Tuesday 16 July 2019

Yesterday (5 Stars)


Director Danny Boyle never disappoints me. All of his films are special, but there's something that sets him apart from other great directors like Quentin Tarantino, David Lynch and Steven Spielberg. Those directors all have a distinctive style. You can watch a new film by any of them and recognise who made it. I'm not saying that as a criticism. Why should Quentin Tarantino be a second-rate Spielberg when he can be the world's best Tarantino? Danny Boyle is someone who doesn't have a recognisable style. If you look at the films "Slumdog Millionaire", "Steve Jobs" and "Trance", they're not recognisable as the works of the same director. They're all brilliant films, but totally different to one another.
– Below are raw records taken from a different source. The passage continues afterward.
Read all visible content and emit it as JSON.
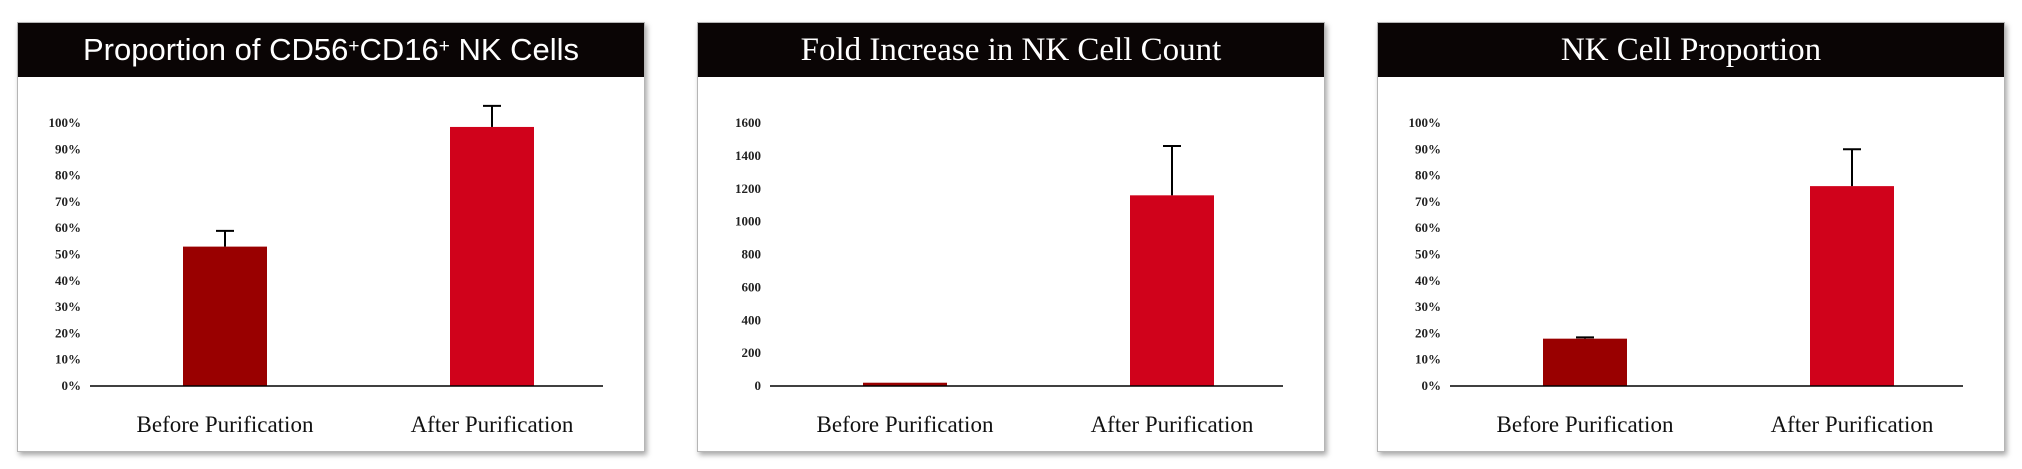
{
  "charts": [
    {
      "header": {
        "prefix": "Proportion of CD56",
        "sup1": "+",
        "mid": "CD16",
        "sup2": "+",
        "suffix": " NK Cells"
      }
    },
    {
      "header": {
        "text": "Fold Increase in NK Cell Count"
      }
    },
    {
      "header": {
        "text": "NK Cell Proportion"
      }
    }
  ],
  "colors": {
    "before_bar": "#990000",
    "after_bar": "#d0021b",
    "header_bg": "#0a0505"
  },
  "chart_data": [
    {
      "type": "bar",
      "title": "Proportion of CD56+CD16+ NK Cells",
      "categories": [
        "Before Purification",
        "After Purification"
      ],
      "values": [
        0.53,
        0.985
      ],
      "errors": [
        0.06,
        0.08
      ],
      "yticks": [
        "0%",
        "10%",
        "20%",
        "30%",
        "40%",
        "50%",
        "60%",
        "70%",
        "80%",
        "90%",
        "100%"
      ],
      "ylim": [
        0,
        1.0
      ],
      "bar_colors": [
        "#990000",
        "#d0021b"
      ],
      "grid": false
    },
    {
      "type": "bar",
      "title": "Fold Increase in NK Cell Count",
      "categories": [
        "Before Purification",
        "After Purification"
      ],
      "values": [
        20,
        1160
      ],
      "errors": [
        0,
        300
      ],
      "yticks": [
        "0",
        "200",
        "400",
        "600",
        "800",
        "1000",
        "1200",
        "1400",
        "1600"
      ],
      "ylim": [
        0,
        1600
      ],
      "bar_colors": [
        "#990000",
        "#d0021b"
      ],
      "grid": false
    },
    {
      "type": "bar",
      "title": "NK Cell Proportion",
      "categories": [
        "Before Purification",
        "After Purification"
      ],
      "values": [
        0.18,
        0.76
      ],
      "errors": [
        0.005,
        0.14
      ],
      "yticks": [
        "0%",
        "10%",
        "20%",
        "30%",
        "40%",
        "50%",
        "60%",
        "70%",
        "80%",
        "90%",
        "100%"
      ],
      "ylim": [
        0,
        1.0
      ],
      "bar_colors": [
        "#990000",
        "#d0021b"
      ],
      "grid": false
    }
  ]
}
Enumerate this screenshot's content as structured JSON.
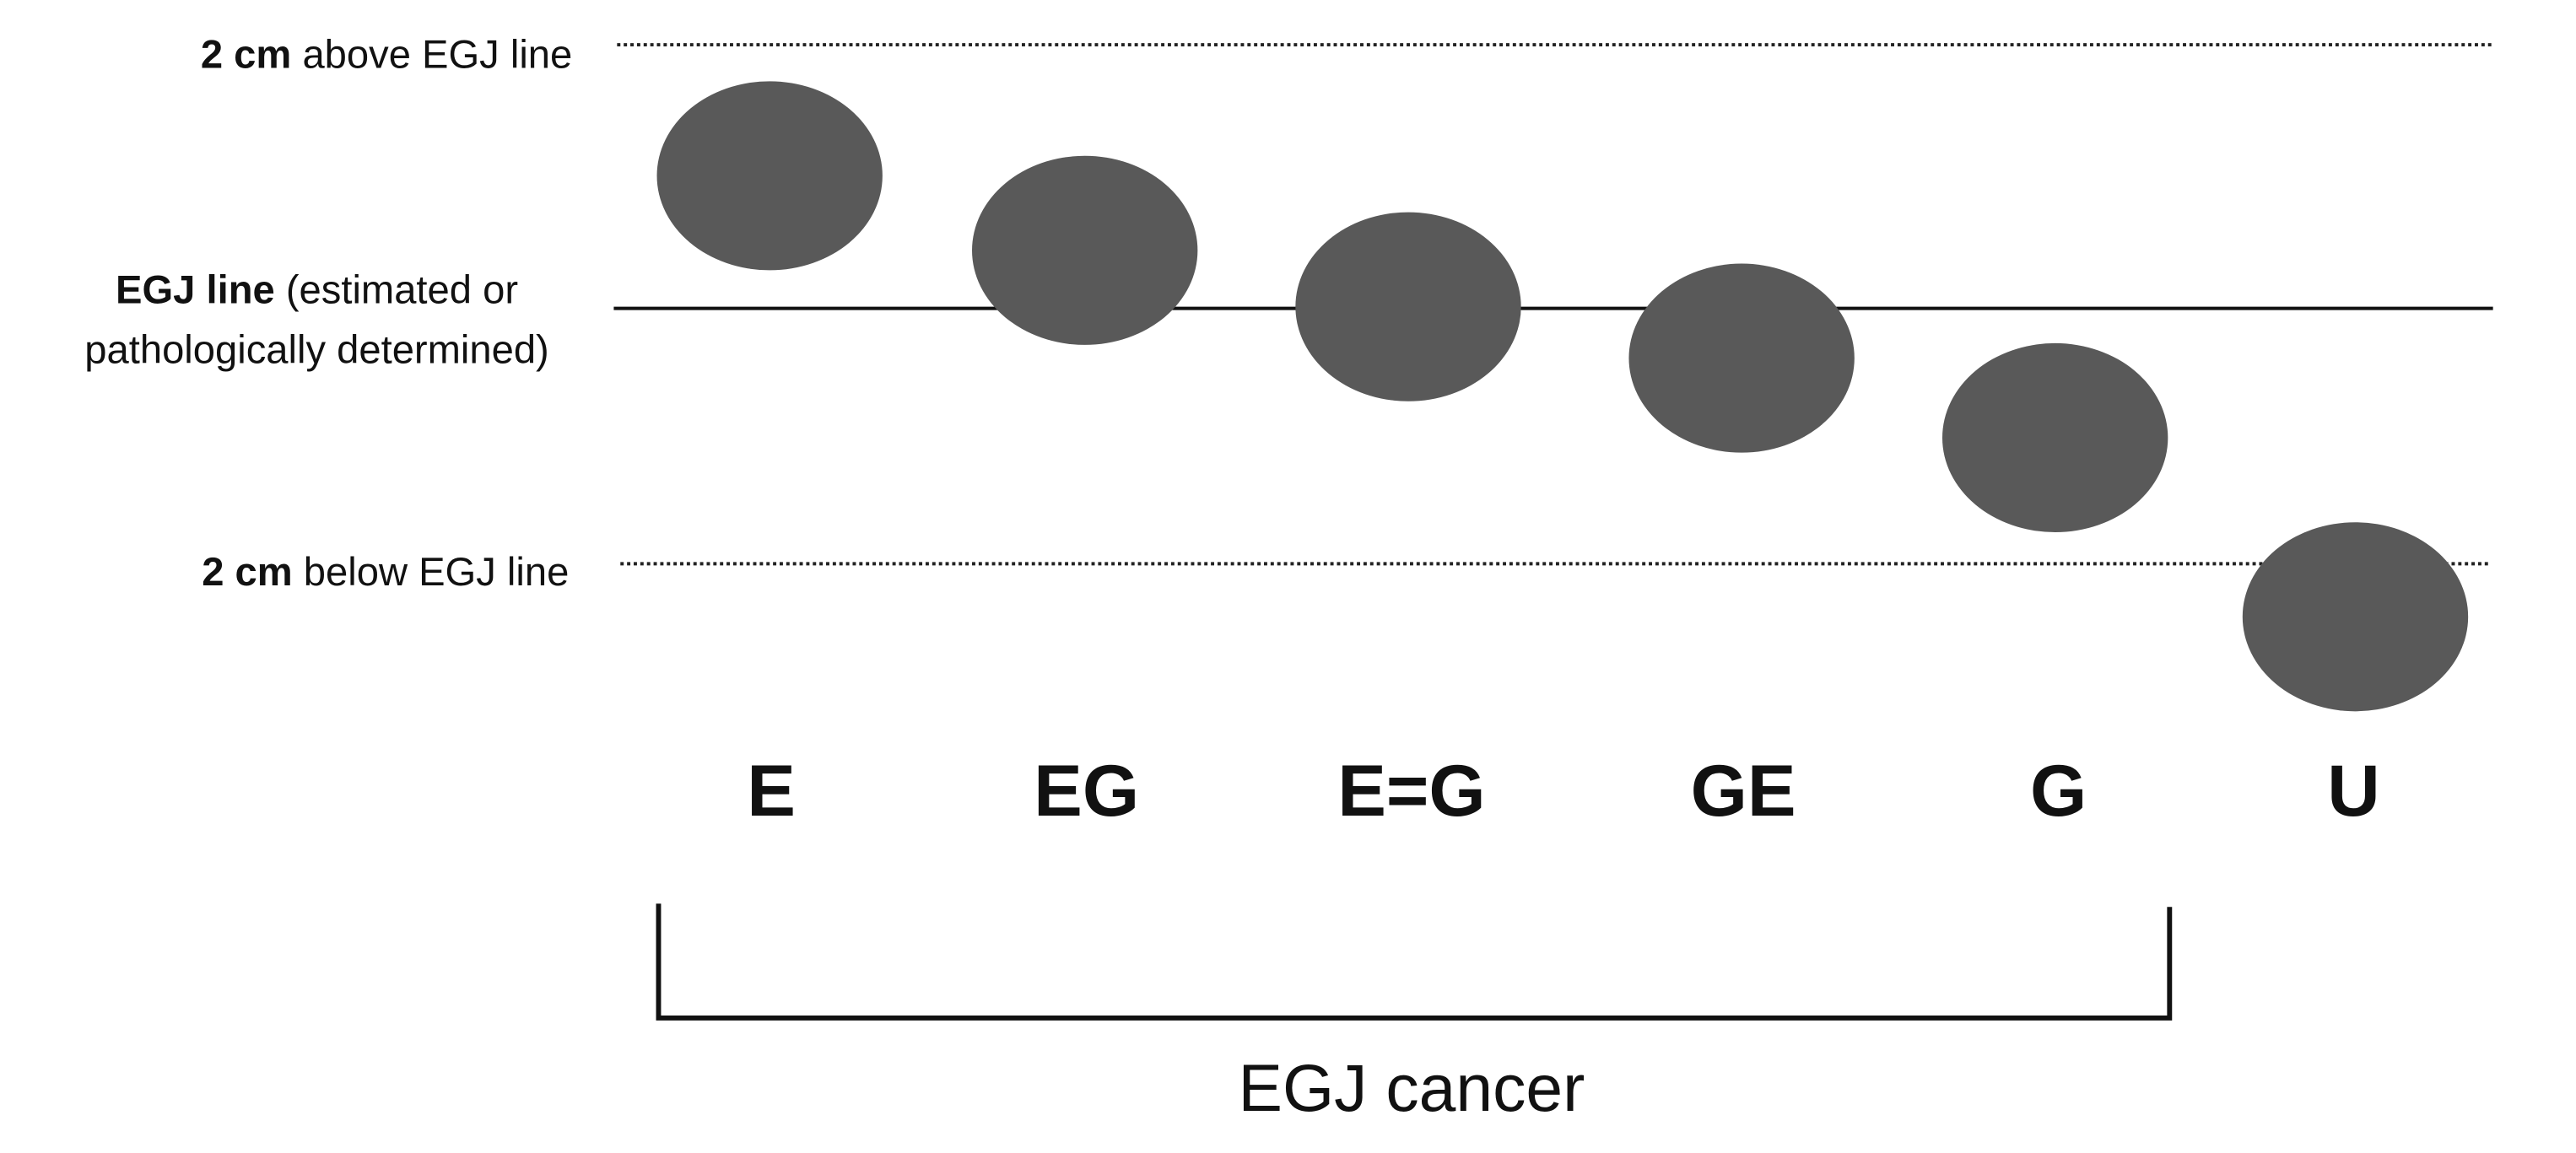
{
  "levels": [
    {
      "bold": "2 cm",
      "text": "above EGJ line"
    },
    {
      "bold": "EGJ line",
      "text": "(estimated or",
      "text2": "pathologically determined)"
    },
    {
      "bold": "2 cm",
      "text": "below EGJ line"
    }
  ],
  "tumors": [
    {
      "label": "E"
    },
    {
      "label": "EG"
    },
    {
      "label": "E=G"
    },
    {
      "label": "GE"
    },
    {
      "label": "G"
    },
    {
      "label": "U"
    }
  ],
  "bracket": {
    "label": "EGJ cancer"
  }
}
And "Yesterday" is another film that's untypical for Danny Boyle. Or maybe I should say it's typical, because what's typical for his films is that there's nothing typical about them.

The film is about Jack Malik, a struggling musician from Lowestoft. That's a well known town in England, but if you're from any other country you'll have to look it up on a map. Jack is about to give up his musical career and return to his previous job as a teacher, when he's involved in an accident. During a global blackout he's hit by a bus and knocked off his bike. When he wakes up he finds out that the world is subtly different. There's no Coca Cola, there are no cigarettes, and the Beatles never existed.

Jack remembers most of the Beatles' songs, so he begins to sing them as his repertoire. At first he says that they were written by John Lennon and Paul McCartney, but when he realises that nobody knows them he says that he wrote the songs himself. Within a month he becomes the world's most famous singer-songwriter.


I have a great respect for the Beatles, especially the creative team of John Lennon and Paul McCartney. Together they wrote countless brilliant pop songs in a few years. They continued to write songs after they split up, but alone they never reached the creative peaks that they did together. I grew up with the Beatles. As a young child I listened to the Beatles records that my parents bought for me. Sitting in the cinema this evening I could sing along with the songs.

However, I have to question whether the Beatles or their songs would be so successful today. It's possible that "Yesterday" could move people as an emotional ballad, but I can't imagine "She Loves You" being a hit if it were written today. The same applies to all of the Beatles' early hits, from "Please Please Me" to "A Hard Day's Night". I wouldn't say that they're dated, but they're still a product of the 1960's. The youth of today has moved on. That's my opinion, anyway. What do you think?

Maybe the film "Yesterday" will awake more interest in the music of the Beatles. I hope so. Their music is too good to be forgotten.